The main task of the laboratory was to measure the parameters of microwave antennas. The directivity diagram of a 1 meter antenna in the X-band fully develops at a distance of about 100 m from it. This distance of separation is hard to find indoors.

To measure the directivity diagram, the antenna was taken out, placed on a turntable, and connected to the receiver. The signal source was hung on a pole at the far corner of the field. But technological progress did not stand still, and while the graduate student was twirling the handle of the turntable, glancing between the mirror scale of the millivoltmeter and the gray sky, a LSI-11 computer was installed in the laboratory.

The computer was in a flat steel box with 3 white fangs: power, timer, and console monitor. Inside the box was a processor running 500K operations per second, 56K of memory, a typewriter, punch and tape drive interfaces, and a special card that could send and receive 16 bits of data. The last card was the most interesting. A DAC was connected to the output signals, and an analog signal was sent to the oscilloscope. Thus, a graphical display was made, which managed to show, with an acceptable refresh rate, up to 1000 randomly spaced points on the screen. An ADC was connected to the input contacts, and large millivoltmeters with anti-parallax mirror scales became obsolete.

It turned out that one did not need to turn the antenna anymore either. It is possible to measure the field near the antenna, make some calculations. and find the far field. An experimental setup was built in the hut, which carried a small measuring antenna back and forth across the large, tested one. The measuring antenna sat on a carriage, propelled along the guides by a long steel screw. When the computer signaled to swap phases, the motor reversed and turned the screw in the desired direction. The work schedule was no longer dependent on the vagaries of the weather.

Measuring the near field turned out to be useful in and of itself. A slot antenna is a rectangular copper tube, a waveguide, with slots cut in one side. It was not always possible to make clean cuts, and burrs remained on the inside of the waveguide. If the measured field near the gap differed from the calculated one, the student took a plunger, dental hook, and sharpened hacksaw and eliminated the burrs.
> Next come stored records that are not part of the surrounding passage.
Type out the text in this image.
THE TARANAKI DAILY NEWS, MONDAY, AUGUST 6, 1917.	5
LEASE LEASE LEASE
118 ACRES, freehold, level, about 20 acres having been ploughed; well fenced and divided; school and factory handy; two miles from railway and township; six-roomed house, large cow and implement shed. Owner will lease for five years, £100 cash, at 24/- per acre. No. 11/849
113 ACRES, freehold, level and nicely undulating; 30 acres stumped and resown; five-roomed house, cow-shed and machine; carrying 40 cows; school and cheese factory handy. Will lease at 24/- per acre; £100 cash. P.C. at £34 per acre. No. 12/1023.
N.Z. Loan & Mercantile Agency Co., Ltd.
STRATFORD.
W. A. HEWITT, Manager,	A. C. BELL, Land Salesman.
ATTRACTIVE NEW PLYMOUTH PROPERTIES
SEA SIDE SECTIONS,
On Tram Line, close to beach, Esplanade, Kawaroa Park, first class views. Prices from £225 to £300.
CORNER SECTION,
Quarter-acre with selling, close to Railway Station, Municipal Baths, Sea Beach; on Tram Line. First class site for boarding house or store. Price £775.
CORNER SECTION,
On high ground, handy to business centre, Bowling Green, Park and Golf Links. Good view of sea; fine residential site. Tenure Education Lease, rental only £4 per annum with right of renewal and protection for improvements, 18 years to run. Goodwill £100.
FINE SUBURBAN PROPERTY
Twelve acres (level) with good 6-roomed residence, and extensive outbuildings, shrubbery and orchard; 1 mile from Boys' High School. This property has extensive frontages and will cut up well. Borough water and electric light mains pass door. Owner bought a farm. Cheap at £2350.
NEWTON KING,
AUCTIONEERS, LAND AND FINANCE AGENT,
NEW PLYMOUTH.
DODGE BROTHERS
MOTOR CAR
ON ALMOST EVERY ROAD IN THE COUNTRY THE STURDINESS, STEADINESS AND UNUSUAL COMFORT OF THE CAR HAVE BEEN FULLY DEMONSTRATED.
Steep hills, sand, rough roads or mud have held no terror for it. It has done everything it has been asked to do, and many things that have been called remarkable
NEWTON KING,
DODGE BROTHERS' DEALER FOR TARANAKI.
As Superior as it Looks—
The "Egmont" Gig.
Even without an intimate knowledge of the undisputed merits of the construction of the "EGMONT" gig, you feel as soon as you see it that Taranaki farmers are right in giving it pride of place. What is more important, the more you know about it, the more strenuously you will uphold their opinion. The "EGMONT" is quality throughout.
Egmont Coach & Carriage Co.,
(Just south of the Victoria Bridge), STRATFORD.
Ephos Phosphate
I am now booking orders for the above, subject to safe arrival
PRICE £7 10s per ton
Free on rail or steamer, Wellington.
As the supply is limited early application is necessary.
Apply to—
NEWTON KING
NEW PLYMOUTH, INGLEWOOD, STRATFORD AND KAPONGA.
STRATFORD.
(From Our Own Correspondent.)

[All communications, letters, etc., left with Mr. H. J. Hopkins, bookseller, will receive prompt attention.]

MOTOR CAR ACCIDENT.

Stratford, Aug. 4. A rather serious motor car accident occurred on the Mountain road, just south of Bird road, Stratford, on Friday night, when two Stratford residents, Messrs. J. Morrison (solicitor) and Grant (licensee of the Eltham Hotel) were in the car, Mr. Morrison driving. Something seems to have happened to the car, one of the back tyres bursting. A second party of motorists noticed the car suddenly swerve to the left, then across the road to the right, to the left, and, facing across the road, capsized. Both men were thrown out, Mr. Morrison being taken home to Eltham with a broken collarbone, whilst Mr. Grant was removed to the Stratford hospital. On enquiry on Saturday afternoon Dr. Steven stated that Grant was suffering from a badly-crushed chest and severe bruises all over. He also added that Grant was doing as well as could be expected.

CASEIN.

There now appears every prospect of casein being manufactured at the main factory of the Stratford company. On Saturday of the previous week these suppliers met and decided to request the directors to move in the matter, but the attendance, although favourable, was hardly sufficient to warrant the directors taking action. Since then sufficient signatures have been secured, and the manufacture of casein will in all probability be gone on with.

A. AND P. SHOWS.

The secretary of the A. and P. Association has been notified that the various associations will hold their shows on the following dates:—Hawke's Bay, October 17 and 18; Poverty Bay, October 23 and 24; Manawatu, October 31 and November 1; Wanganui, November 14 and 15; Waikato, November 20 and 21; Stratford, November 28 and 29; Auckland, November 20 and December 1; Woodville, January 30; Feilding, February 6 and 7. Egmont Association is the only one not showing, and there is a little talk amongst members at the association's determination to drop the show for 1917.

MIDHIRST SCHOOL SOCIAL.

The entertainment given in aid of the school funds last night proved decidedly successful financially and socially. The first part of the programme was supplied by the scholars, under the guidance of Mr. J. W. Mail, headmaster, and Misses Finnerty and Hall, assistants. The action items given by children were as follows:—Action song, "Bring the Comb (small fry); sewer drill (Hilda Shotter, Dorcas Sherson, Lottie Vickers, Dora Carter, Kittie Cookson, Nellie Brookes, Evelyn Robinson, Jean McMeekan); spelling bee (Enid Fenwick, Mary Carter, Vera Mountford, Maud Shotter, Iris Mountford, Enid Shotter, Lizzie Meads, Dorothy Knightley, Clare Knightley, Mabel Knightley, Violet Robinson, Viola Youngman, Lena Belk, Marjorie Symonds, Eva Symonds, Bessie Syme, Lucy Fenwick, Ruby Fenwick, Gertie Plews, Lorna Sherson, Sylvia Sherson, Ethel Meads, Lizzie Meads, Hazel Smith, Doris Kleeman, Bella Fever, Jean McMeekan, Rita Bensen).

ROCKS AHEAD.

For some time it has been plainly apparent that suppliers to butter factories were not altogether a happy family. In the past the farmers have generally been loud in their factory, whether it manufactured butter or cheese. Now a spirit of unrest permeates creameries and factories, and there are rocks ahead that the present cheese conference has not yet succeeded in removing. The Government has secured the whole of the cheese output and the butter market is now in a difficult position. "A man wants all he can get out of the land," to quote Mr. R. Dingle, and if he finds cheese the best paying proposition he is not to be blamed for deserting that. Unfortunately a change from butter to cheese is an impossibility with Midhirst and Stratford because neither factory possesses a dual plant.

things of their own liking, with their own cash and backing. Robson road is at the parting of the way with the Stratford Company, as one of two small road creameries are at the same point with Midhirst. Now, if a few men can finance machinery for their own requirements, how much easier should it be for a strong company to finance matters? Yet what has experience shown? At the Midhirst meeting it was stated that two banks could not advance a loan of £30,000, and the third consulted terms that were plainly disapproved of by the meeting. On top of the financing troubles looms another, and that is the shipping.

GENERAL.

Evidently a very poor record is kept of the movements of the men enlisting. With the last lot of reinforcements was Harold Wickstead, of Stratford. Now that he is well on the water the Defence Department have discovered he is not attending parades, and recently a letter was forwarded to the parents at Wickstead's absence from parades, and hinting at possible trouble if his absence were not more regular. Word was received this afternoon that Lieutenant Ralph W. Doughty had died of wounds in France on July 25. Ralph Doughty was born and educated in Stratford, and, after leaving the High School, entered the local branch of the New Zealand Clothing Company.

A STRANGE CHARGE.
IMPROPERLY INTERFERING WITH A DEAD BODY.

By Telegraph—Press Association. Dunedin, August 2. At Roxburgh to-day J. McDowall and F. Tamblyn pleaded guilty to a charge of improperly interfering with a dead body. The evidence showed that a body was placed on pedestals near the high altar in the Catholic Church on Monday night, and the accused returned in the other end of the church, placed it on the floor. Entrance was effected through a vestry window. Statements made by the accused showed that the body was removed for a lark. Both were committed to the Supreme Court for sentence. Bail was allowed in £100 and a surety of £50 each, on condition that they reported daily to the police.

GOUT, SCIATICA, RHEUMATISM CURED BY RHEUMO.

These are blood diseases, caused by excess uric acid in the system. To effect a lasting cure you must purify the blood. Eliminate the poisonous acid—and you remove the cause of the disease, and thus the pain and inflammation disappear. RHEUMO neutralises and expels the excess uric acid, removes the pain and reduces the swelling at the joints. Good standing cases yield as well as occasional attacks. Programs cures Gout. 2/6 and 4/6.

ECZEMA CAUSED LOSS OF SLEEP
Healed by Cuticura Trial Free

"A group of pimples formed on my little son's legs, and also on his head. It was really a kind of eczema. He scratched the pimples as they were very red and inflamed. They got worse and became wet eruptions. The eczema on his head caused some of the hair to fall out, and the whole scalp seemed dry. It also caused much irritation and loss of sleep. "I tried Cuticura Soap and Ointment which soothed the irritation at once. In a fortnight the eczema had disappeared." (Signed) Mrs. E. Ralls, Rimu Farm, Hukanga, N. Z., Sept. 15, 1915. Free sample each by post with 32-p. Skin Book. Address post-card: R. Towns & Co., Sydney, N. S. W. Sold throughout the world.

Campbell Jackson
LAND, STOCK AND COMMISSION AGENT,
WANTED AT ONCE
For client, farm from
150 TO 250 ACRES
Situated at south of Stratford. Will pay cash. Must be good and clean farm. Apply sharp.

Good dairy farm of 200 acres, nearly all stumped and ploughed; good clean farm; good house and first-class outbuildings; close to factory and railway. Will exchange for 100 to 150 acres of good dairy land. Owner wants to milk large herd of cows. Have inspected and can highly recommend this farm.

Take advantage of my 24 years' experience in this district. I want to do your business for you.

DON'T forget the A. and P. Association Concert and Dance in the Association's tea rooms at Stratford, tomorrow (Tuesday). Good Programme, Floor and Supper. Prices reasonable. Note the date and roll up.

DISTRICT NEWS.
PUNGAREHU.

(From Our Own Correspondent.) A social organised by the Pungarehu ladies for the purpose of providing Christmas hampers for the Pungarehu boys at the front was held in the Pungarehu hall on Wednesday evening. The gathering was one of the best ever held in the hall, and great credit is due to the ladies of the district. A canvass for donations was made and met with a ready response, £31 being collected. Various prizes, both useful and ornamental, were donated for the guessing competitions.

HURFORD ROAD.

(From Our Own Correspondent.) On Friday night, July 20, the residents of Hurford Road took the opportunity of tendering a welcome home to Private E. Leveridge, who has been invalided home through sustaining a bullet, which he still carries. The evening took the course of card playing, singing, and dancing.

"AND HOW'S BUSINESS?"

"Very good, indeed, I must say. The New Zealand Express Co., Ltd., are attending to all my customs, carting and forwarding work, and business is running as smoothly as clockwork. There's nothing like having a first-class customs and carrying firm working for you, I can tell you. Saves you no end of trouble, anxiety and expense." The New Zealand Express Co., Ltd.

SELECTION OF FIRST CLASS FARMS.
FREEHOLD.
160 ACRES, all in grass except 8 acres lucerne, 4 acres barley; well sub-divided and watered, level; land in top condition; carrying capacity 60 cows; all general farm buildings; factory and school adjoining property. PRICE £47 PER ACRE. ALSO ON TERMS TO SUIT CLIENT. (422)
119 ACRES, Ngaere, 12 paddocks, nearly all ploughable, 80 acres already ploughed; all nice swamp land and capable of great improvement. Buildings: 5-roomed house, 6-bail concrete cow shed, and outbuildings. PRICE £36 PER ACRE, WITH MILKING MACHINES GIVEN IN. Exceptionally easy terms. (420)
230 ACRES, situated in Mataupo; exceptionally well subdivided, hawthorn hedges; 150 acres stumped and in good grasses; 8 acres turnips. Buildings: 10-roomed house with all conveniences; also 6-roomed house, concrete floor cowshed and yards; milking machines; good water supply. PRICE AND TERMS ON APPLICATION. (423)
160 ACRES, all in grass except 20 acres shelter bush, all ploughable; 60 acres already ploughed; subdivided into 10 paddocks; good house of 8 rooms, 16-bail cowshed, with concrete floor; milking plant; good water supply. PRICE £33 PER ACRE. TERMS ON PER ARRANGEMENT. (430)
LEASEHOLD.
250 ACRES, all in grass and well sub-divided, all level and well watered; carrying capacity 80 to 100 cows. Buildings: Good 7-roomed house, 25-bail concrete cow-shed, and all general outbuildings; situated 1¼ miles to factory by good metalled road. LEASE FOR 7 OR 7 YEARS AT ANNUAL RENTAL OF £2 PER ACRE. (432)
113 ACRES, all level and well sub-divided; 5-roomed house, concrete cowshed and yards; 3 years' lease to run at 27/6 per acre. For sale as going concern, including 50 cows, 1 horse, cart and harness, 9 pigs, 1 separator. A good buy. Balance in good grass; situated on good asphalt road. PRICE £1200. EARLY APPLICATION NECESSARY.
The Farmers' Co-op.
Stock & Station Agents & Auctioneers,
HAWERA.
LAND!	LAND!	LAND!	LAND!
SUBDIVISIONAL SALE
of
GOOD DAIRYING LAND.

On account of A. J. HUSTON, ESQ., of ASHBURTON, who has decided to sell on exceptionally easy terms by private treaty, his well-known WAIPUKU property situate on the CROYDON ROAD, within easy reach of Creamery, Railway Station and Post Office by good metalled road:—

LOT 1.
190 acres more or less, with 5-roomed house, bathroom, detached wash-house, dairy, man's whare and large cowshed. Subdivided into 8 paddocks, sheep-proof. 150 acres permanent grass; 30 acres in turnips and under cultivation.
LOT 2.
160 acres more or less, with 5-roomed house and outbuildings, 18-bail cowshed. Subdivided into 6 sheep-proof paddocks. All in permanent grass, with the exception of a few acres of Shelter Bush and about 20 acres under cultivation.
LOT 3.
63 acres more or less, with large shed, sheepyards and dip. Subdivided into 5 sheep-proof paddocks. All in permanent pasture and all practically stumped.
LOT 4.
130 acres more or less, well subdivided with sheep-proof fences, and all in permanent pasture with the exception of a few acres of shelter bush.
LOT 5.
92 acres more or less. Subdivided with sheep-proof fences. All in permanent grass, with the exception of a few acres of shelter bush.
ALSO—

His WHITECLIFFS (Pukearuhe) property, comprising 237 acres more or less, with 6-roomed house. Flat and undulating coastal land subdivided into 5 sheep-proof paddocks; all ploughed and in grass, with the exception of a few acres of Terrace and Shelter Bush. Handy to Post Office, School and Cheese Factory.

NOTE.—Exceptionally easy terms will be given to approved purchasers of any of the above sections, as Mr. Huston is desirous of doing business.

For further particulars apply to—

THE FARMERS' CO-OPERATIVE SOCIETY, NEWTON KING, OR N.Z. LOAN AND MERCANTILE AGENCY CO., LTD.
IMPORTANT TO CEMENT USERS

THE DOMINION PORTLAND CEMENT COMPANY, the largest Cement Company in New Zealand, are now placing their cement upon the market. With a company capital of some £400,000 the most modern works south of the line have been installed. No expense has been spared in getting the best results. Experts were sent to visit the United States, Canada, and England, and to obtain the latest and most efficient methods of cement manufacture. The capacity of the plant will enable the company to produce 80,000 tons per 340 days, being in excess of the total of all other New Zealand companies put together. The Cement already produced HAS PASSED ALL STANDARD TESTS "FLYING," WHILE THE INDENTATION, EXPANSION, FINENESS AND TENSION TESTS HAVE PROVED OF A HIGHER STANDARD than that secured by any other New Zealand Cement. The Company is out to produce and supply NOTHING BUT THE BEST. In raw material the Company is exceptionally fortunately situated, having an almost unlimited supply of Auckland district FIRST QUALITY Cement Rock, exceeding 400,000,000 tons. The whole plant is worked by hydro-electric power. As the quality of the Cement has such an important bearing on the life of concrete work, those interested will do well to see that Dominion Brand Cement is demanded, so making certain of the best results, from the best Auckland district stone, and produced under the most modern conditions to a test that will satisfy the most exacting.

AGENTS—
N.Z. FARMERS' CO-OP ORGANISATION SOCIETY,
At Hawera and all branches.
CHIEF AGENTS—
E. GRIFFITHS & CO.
Sometimes one had to practice this practical and very useful kind of electrodynamics all day, without ever touching a pencil or paper.
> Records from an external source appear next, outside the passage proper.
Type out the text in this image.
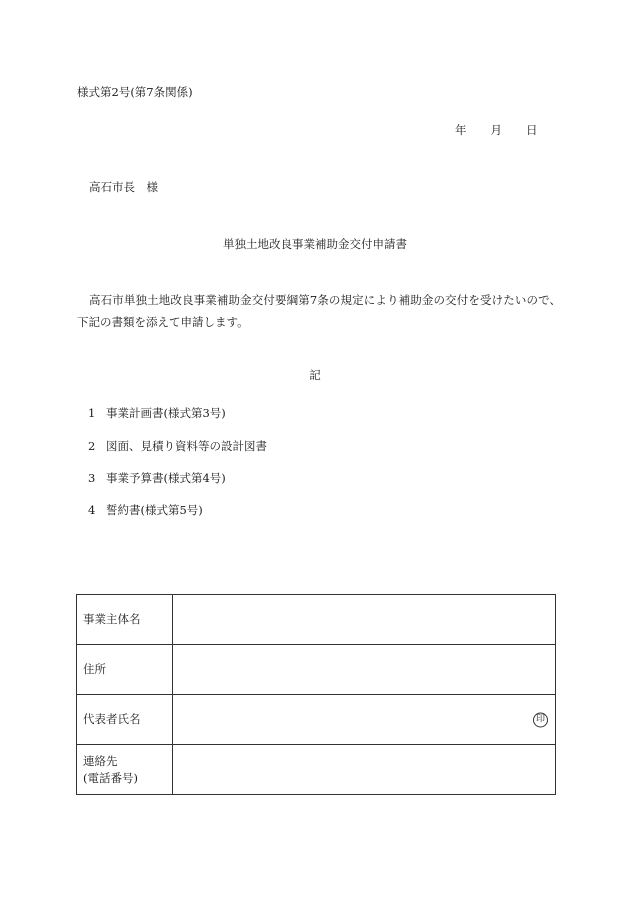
様式第2号(第7条関係)
年 月 日
高石市長　様
単独土地改良事業補助金交付申請書
高石市単独土地改良事業補助金交付要綱第7条の規定により補助金の交付を受けたいので、下記の書類を添えて申請します。
記
1 事業計画書(様式第3号)
2 図面、見積り資料等の設計図書
3 事業予算書(様式第4号)
4 誓約書(様式第5号)
事業主体名	
住所	
代表者氏名	印

連絡先
(電話番号)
This setup, assembled from found materials, was deservedly popular. One day, the department head came to see it. This time the installed slot antenna was was polished not only inside, but also outside. All lab junk was stowed away, students put on ties, and the head wore an ironed lab coat. A graduate student, the author of the program, took the seat at the console. At his left, the head of the lab took his pointer. Everything was ready for the reception of distinguished guests.

The student typed a long, intricate command line, trying to show all the capabilities of the system at once. Taking advantage of the pause, the head built logical connections from the success of individual members to the success of the team and back. Finally, the command was finished, and the student pushed the big gray carriage return key.
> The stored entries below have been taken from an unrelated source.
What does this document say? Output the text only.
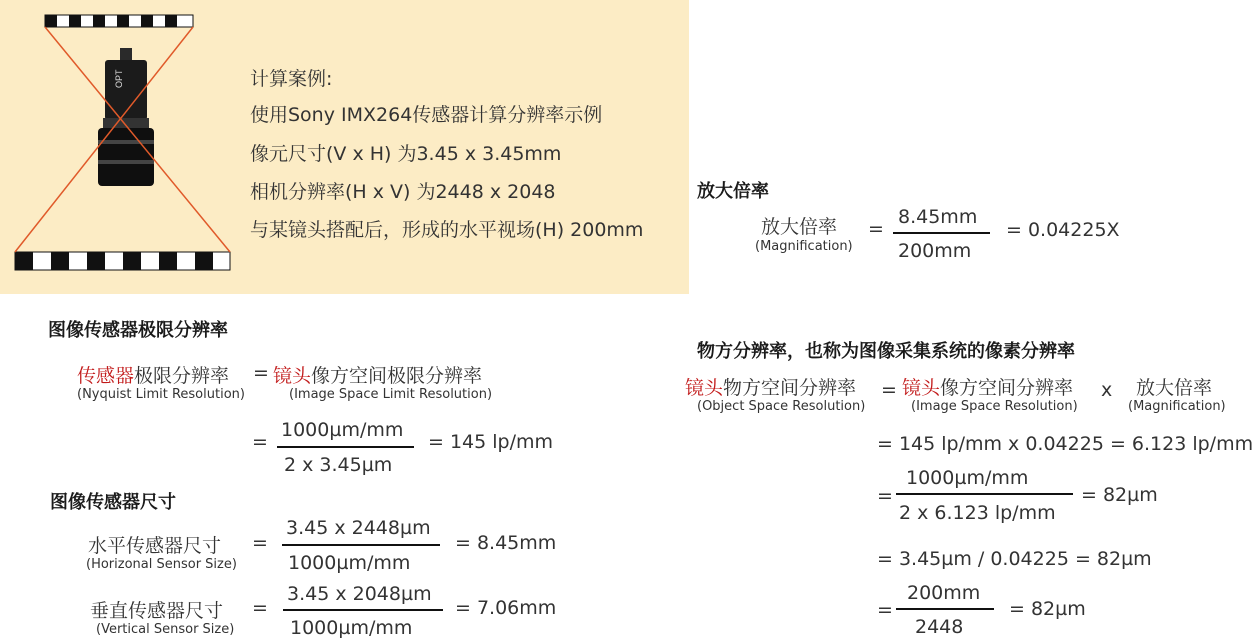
OPT	计算案例:
使用Sony IMX264传感器计算分辨率示例
像元尺寸(V x H) 为3.45 x 3.45mm
相机分辨率(H x V) 为2448 x 2048
与某镜头搭配后，形成的水平视场(H) 200mm
放大倍率
放大倍率
(Magnification)
=
8.45mm
200mm
= 0.04225X
图像传感器极限分辨率
传感器极限分辨率
(Nyquist Limit Resolution)
= 镜头像方空间极限分辨率
(Image Space Limit Resolution)
=
1000µm/mm
2 x 3.45µm
= 145 lp/mm
图像传感器尺寸
水平传感器尺寸
(Horizonal Sensor Size)
=
3.45 x 2448µm
1000µm/mm
= 8.45mm
垂直传感器尺寸
(Vertical Sensor Size)
=
3.45 x 2048µm
1000µm/mm
= 7.06mm
物方分辨率，也称为图像采集系统的像素分辨率
镜头物方空间分辨率
(Object Space Resolution)
= 镜头像方空间分辨率
(Image Space Resolution)
x 放大倍率
(Magnification)
= 145 lp/mm x 0.04225 = 6.123 lp/mm
=
1000µm/mm
2 x 6.123 lp/mm
= 82µm
= 3.45µm / 0.04225 = 82µm
=
200mm
2448
= 82µm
A pair of relay contacts that controlled the direction of motion probably welded and remained closed. At the command from the computer, the other phase connected to the same point. There was a deafening shot, for a moment the laboratory was flooded with the white-green light of vaporized copper, and everything went quiet. There was only a little echo in the ears, brown after-images of the stand moving in the darkness, and glowing round yellow screens of circuit analyzers.

However, the material damage was minor. The electronics remained unharmed, the relay was replaced by a stronger one, the black soot of copper oxide was wiped off, and the stand was once again ready for work. For many years it served reliably, aiding education and the industry. However the management no longer dared to appear there.

Satellite pictures shows that the hut with the shelter is still standing, a path leads to it from the gate, and the willow bushes were never fully cleared out. Dear meadow, what are you doing now?